In 1924, they received an invitation to play in the Paris Olympics at a time when basketball was still a demonstration sport. They were invited to the Summer Games again in Amsterdam in 1928 and Los Angeles in 1932 and then participated in the historic Berlin Olympics in 1936. Women’s basketball didn’t become an official Olympic event until the 1976 Games in Montreal.
That summer, they marched into a newly constructed 100,000-seat coliseum along with nearly 4,000 athletes from 50 other nations. The Hindenburg flew overhead during the opening gala, which German Chancellor Adolph Hitler watched from a viewing platform with other members of the Nazi Party.
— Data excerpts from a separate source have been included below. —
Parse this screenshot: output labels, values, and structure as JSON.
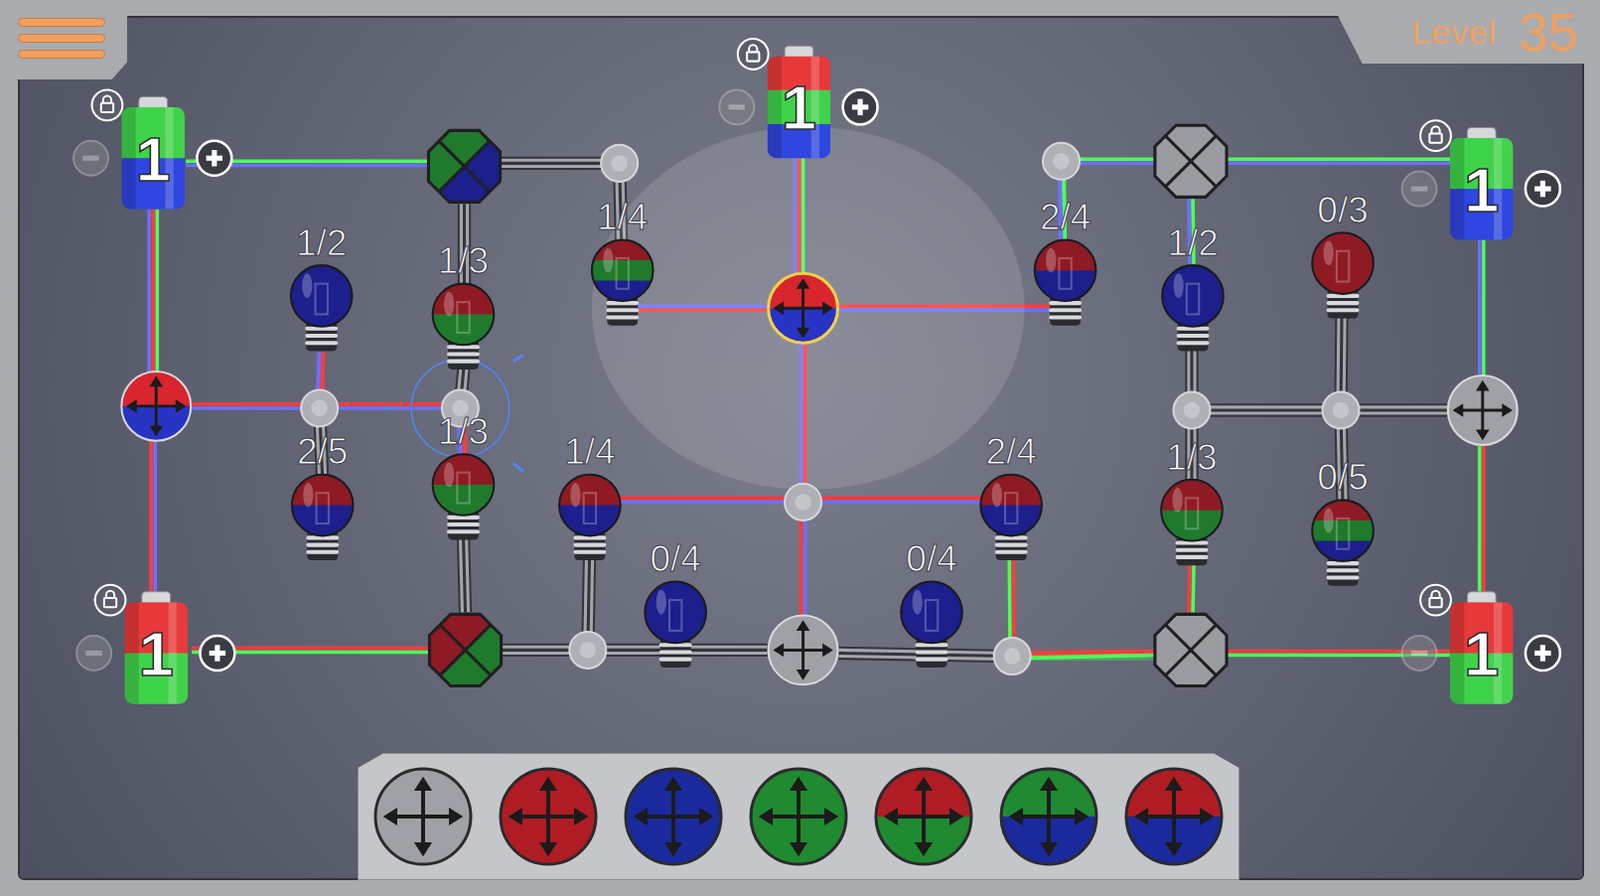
{
  "level": {
    "label": "Level",
    "value": "35"
  },
  "batteries": [
    {
      "charge": "1",
      "colors": [
        "#3fd34a",
        "#2f46e0"
      ],
      "locked": true,
      "can_decrease": false,
      "can_increase": true
    },
    {
      "charge": "1",
      "colors": [
        "#e8393a",
        "#3fd34a",
        "#2f46e0"
      ],
      "locked": true,
      "can_decrease": false,
      "can_increase": true
    },
    {
      "charge": "1",
      "colors": [
        "#3fd34a",
        "#2f46e0"
      ],
      "locked": true,
      "can_decrease": false,
      "can_increase": true
    },
    {
      "charge": "1",
      "colors": [
        "#e8393a",
        "#3fd34a"
      ],
      "locked": true,
      "can_decrease": false,
      "can_increase": true
    },
    {
      "charge": "1",
      "colors": [
        "#e8393a",
        "#3fd34a"
      ],
      "locked": true,
      "can_decrease": false,
      "can_increase": true
    }
  ],
  "nodes": [
    {
      "kind": "splitter",
      "colors": [
        "#1f7a2c",
        "#1c1f8c",
        "#1c1f8c",
        "#1f7a2c"
      ],
      "selected": false,
      "hovered": false
    },
    {
      "kind": "splitter",
      "colors": [],
      "selected": false,
      "hovered": false
    },
    {
      "kind": "splitter",
      "colors": [
        "#8e1a24",
        "#1f7a2c",
        "#1f7a2c",
        "#8e1a24"
      ],
      "selected": false,
      "hovered": false
    },
    {
      "kind": "splitter",
      "colors": [],
      "selected": false,
      "hovered": false
    },
    {
      "kind": "mover",
      "colors": [
        "#d8252e",
        "#2734c4"
      ],
      "selected": false,
      "hovered": false
    },
    {
      "kind": "mover",
      "colors": [
        "#d8252e",
        "#2734c4"
      ],
      "selected": true,
      "hovered": false
    },
    {
      "kind": "mover",
      "colors": [],
      "selected": false,
      "hovered": false
    },
    {
      "kind": "mover",
      "colors": [],
      "selected": false,
      "hovered": false
    },
    {
      "kind": "junction",
      "colors": [],
      "selected": false,
      "hovered": false
    },
    {
      "kind": "junction",
      "colors": [],
      "selected": false,
      "hovered": false
    },
    {
      "kind": "junction",
      "colors": [],
      "selected": false,
      "hovered": false
    },
    {
      "kind": "junction",
      "colors": [],
      "selected": false,
      "hovered": true
    },
    {
      "kind": "junction",
      "colors": [],
      "selected": false,
      "hovered": false
    },
    {
      "kind": "junction",
      "colors": [],
      "selected": false,
      "hovered": false
    },
    {
      "kind": "junction",
      "colors": [],
      "selected": false,
      "hovered": false
    },
    {
      "kind": "junction",
      "colors": [],
      "selected": false,
      "hovered": false
    },
    {
      "kind": "junction",
      "colors": [],
      "selected": false,
      "hovered": false
    }
  ],
  "bulbs": [
    {
      "label": "1/2",
      "colors": [
        "#1c1f8c"
      ]
    },
    {
      "label": "1/3",
      "colors": [
        "#8e1a24",
        "#1f7a2c"
      ]
    },
    {
      "label": "1/4",
      "colors": [
        "#8e1a24",
        "#1f7a2c",
        "#1c1f8c"
      ]
    },
    {
      "label": "2/4",
      "colors": [
        "#8e1a24",
        "#1c1f8c"
      ]
    },
    {
      "label": "1/2",
      "colors": [
        "#1c1f8c"
      ]
    },
    {
      "label": "0/3",
      "colors": [
        "#8e1a24"
      ]
    },
    {
      "label": "2/5",
      "colors": [
        "#8e1a24",
        "#1c1f8c"
      ]
    },
    {
      "label": "1/3",
      "colors": [
        "#8e1a24",
        "#1f7a2c"
      ]
    },
    {
      "label": "1/4",
      "colors": [
        "#8e1a24",
        "#1c1f8c"
      ]
    },
    {
      "label": "0/4",
      "colors": [
        "#1c1f8c"
      ]
    },
    {
      "label": "2/4",
      "colors": [
        "#8e1a24",
        "#1c1f8c"
      ]
    },
    {
      "label": "0/4",
      "colors": [
        "#1c1f8c"
      ]
    },
    {
      "label": "1/3",
      "colors": [
        "#8e1a24",
        "#1f7a2c"
      ]
    },
    {
      "label": "0/5",
      "colors": [
        "#8e1a24",
        "#1f7a2c",
        "#1c1f8c"
      ]
    }
  ],
  "wires": [
    {
      "colors": [
        "#4cff5a",
        "#6f6fff"
      ]
    },
    {
      "colors": [
        "#4cff5a",
        "#ff3b3b",
        "#6f6fff"
      ]
    },
    {
      "colors": [
        "#6f6fff",
        "#ff3b3b"
      ]
    },
    {
      "colors": [
        "#ff3b3b",
        "#6f6fff"
      ]
    },
    {
      "colors": [
        "#ff3b3b",
        "#6f6fff"
      ]
    },
    {
      "colors": [
        "#ff3b3b",
        "#6f6fff"
      ]
    },
    {
      "colors": []
    },
    {
      "colors": []
    },
    {
      "colors": []
    },
    {
      "colors": []
    },
    {
      "colors": []
    },
    {
      "colors": [
        "#ff3b3b",
        "#6f6fff"
      ]
    },
    {
      "colors": []
    },
    {
      "colors": [
        "#ff3b3b",
        "#4cff5a"
      ]
    },
    {
      "colors": []
    },
    {
      "colors": []
    },
    {
      "colors": []
    },
    {
      "colors": [
        "#ff3b3b",
        "#6f6fff"
      ]
    },
    {
      "colors": [
        "#ff3b3b",
        "#6f6fff"
      ]
    },
    {
      "colors": [
        "#ff3b3b",
        "#6f6fff"
      ]
    },
    {
      "colors": [
        "#6f6fff",
        "#ff3b3b"
      ]
    },
    {
      "colors": [
        "#4cff5a",
        "#ff3b3b",
        "#6f6fff"
      ]
    },
    {
      "colors": [
        "#ff3b3b",
        "#6f6fff"
      ]
    },
    {
      "colors": [
        "#ff3b3b",
        "#6f6fff"
      ]
    },
    {
      "colors": []
    },
    {
      "colors": [
        "#4cff5a",
        "#ff3b3b"
      ]
    },
    {
      "colors": [
        "#ff3b3b",
        "#4cff5a"
      ]
    },
    {
      "colors": [
        "#ff3b3b",
        "#4cff5a"
      ]
    },
    {
      "colors": [
        "#4cff5a",
        "#6f6fff"
      ]
    },
    {
      "colors": [
        "#4cff5a",
        "#6f6fff"
      ]
    },
    {
      "colors": [
        "#4cff5a",
        "#6f6fff"
      ]
    },
    {
      "colors": [
        "#4cff5a",
        "#6f6fff"
      ]
    },
    {
      "colors": []
    },
    {
      "colors": []
    },
    {
      "colors": []
    },
    {
      "colors": []
    },
    {
      "colors": []
    },
    {
      "colors": []
    },
    {
      "colors": [
        "#4cff5a",
        "#ff3b3b"
      ]
    },
    {
      "colors": [
        "#4cff5a",
        "#6f6fff"
      ]
    },
    {
      "colors": [
        "#ff3b3b",
        "#4cff5a"
      ]
    }
  ],
  "palette": [
    {
      "colors": []
    },
    {
      "colors": [
        "#b01c24"
      ]
    },
    {
      "colors": [
        "#1a2a9c"
      ]
    },
    {
      "colors": [
        "#1f8a30"
      ]
    },
    {
      "colors": [
        "#b01c24",
        "#1f8a30"
      ]
    },
    {
      "colors": [
        "#1f8a30",
        "#1a2a9c"
      ]
    },
    {
      "colors": [
        "#b01c24",
        "#1a2a9c"
      ]
    }
  ]
}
The Grads won nine straight games at those Olympics, including a 100-2 trampling of an English squad. They went 27-0 in four Olympiads and won games by an average score of 69-11. The team ceased to exist before the next Summer Games were held in 1948. The Olympics were cancelled in 1940 and 1944 because of the war.
In a 1950 Canadian Press poll of sports editors and sportscasters, the Grads were selected Canada’s greatest basketball team, women or men, of the first half-century.
Players became stars of both the sports and social pages. They were introduced to heads of state and escorted through the Houses of Parliament. Their triumphant returns to Edmonton were treated like Royal visits. Once, 20,000 people lined the streets downtown for a parade in their honour. The population of Alberta’s capital city was only about 60,000 at the time.
The Grads players were never paid, nor did they ever receive government grants or gate receipts. They worked as teachers and stenographers and in department stores during the day and practised for two hours three nights a week.
They were a fast-passing, fast-breaking team and fans would literally cling to the rafters to watch their home games. Nearly 7,000 turned out for a game in 1930, the largest crowd to ever watch basketball in Canada at the time.
More than 6,200 spectators bid adieu in their final game, a 62-52 victory over a heralded squad from Chicago.
Over 25 years, they had only 38 players. Page developed an intricate farm system, but for most it was a waste of time. Cracking their lineup was incredibly difficult.
They shut out a team from Calgary once. Another time, one of their players, Margaret MacBurney, sank 61 consecutive foul shots during a halftime shooting exhibition. Take that, Stephen Curry.
They were inducted as a group into the Canadian Basketball Hall of Fame in 1983 and in 1987 a documentary, Shooting Stars, was made about them by the National Film Board of Canada. Two years ago, they were featured in a Heritage Minute video by Historica Canada.
The Grads players held reunions about every four years until the mid 1980s. Now only memories of them survive.
One night this week Mackenzie Cook presided over a basketball practice in Edmonton attended by 24 girls. The 10-year-olds to 13-year-olds are all participating in the Junior Grads program. The gym is downstairs from the mural painted in a hallway four years ago.
Another mural pays tribute to Canada’s national women’s team. The symbolism is striking: Without one group, there may not have been another.
Cook is assisted during practice by three teammates from the University of Alberta: Megan Tywoniuk, Marinya Marcichiw and Brooklyn Legault. Cook and Tywoniuk both came up through the Junior Grads. Tywoniuk received the Grads scholarship the year before last.
Sometime next week, the girls will be brought up to see the tribute to the Grads. They will gaze at the mural and peruse through the memorabilia. They will watch the National Film Board movie about them. Then the aspiring young players will be asked to write about them.
“It is great for young girls to see that women’s sports has as much impact as men’s,” Tywoniuk, a tenacious 22-year-old guard, says. She is 5-feet-11 and entering her final year with the Pandas. “It is good for them to have a role models.”
The Grads went 502-20. They did it at a time when women were discouraged from participating in sports. And nobody has ever done it better, before or since.
“They were amazing,” Tywoniuk says. “It is the first tangible evidence of women’s basketball excelling.”